Yerli bankaların talebiyle döviz kuru yükselirken, yabancı bankalar TL borçlanıp döviz aldılar. Hayli para da kazandılar. Tabii yerliler müthiş tepki gösterdi. Merkez Bankası’nın müdahalesini istediler. Aslında talepleri ucuz dövizdi. Döviz almayacak olsalar kurdan şikayetçi olurlar mıydı? Ortada bir spekülasyon vardı, fakat finans piyasalarında spekülasyon meşru değil miydi? Kaldı ki bazı bankaların grup şirketleri de döviz açık pozisyonlarını kapatmaya çalışıyordu. Vadesi gelen sendikasyonlar ödeniyor, yeni borçlanmalar ise azalarak gerçekleşiyordu. Son ödemeler dengesi verilerine göre devalüasyondan bu yana yurtdışına net olarak 8.1 milyar dolarlık kısa, 6.8 milyar dolarlık da uzun vadeli borç ödemesi yapılmış. Ve ancak 5 milyar dolar borç elde edilmiş. Bu veriler yukarıda verdiğimiz rakamları doğruluyor. Aslında talep edilen döviz çok daha fazla. Çünkü buna ek olarak yurttaşların ve şirketlerin talebi var. Bu nedenle temmuza dek IMF’den gelen 6.5 milyar dolarlık para olmasa, belki dolar 2 milyon lirayı çoktan aşardı.
İki iyi haber
Şubattaki 3.6 milyar dolarlık çıkıştan sonra mayısa dek portföy yatırımı girişi hemen hiç olmamıştı. Son aylarda az da olsa bu kalemlerde girişler gözleniyor. Sanıyoruz son dört ayda toplam 1 - 1.5 milyar dolarlık bir giriş gerçekleşti.

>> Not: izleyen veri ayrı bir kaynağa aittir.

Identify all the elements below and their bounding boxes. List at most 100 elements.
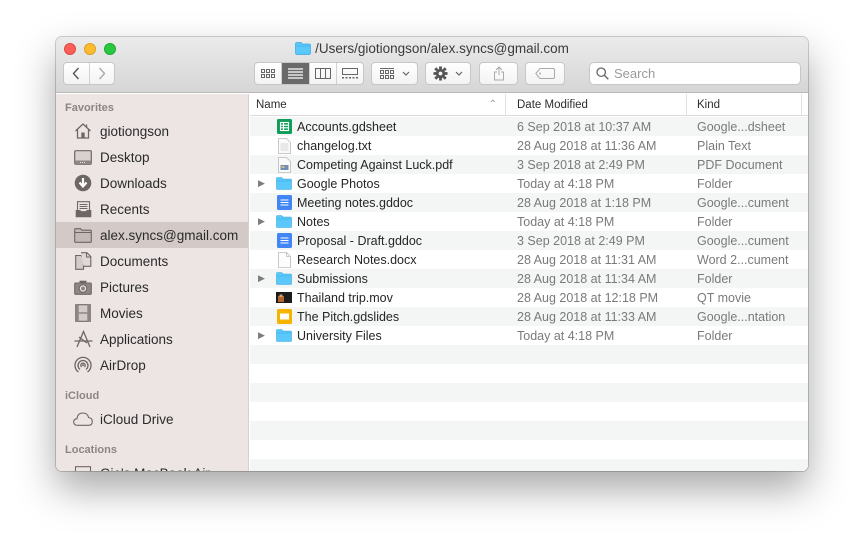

Doğrudan yabancı sermaye akımı şubattaki 1.5 milyar dolarlık GSM ödemesi sonrası önemli bir gelişme göstermedi. Ancak yabancı bankaların yatırımları karşılığı bir miktar daha para getireceği biliniyor.
Özetle, ciddi bir kurumsal döviz talebi gerçekleşti. Ama çoğu geldi, geçti. Şimdi arzın egemen olacağı aylar geliyor. Turizm, ihracat, yabancı bankaların getireceği paralar, IMF’den gelecek diğer paralar, işlerin düzeldiği görünümüyle artan portföy yatırımları, ve belki de Hazine’nin yurtdışından borçlanması... Aman aman kura dikkat: Solus Deus non cadere!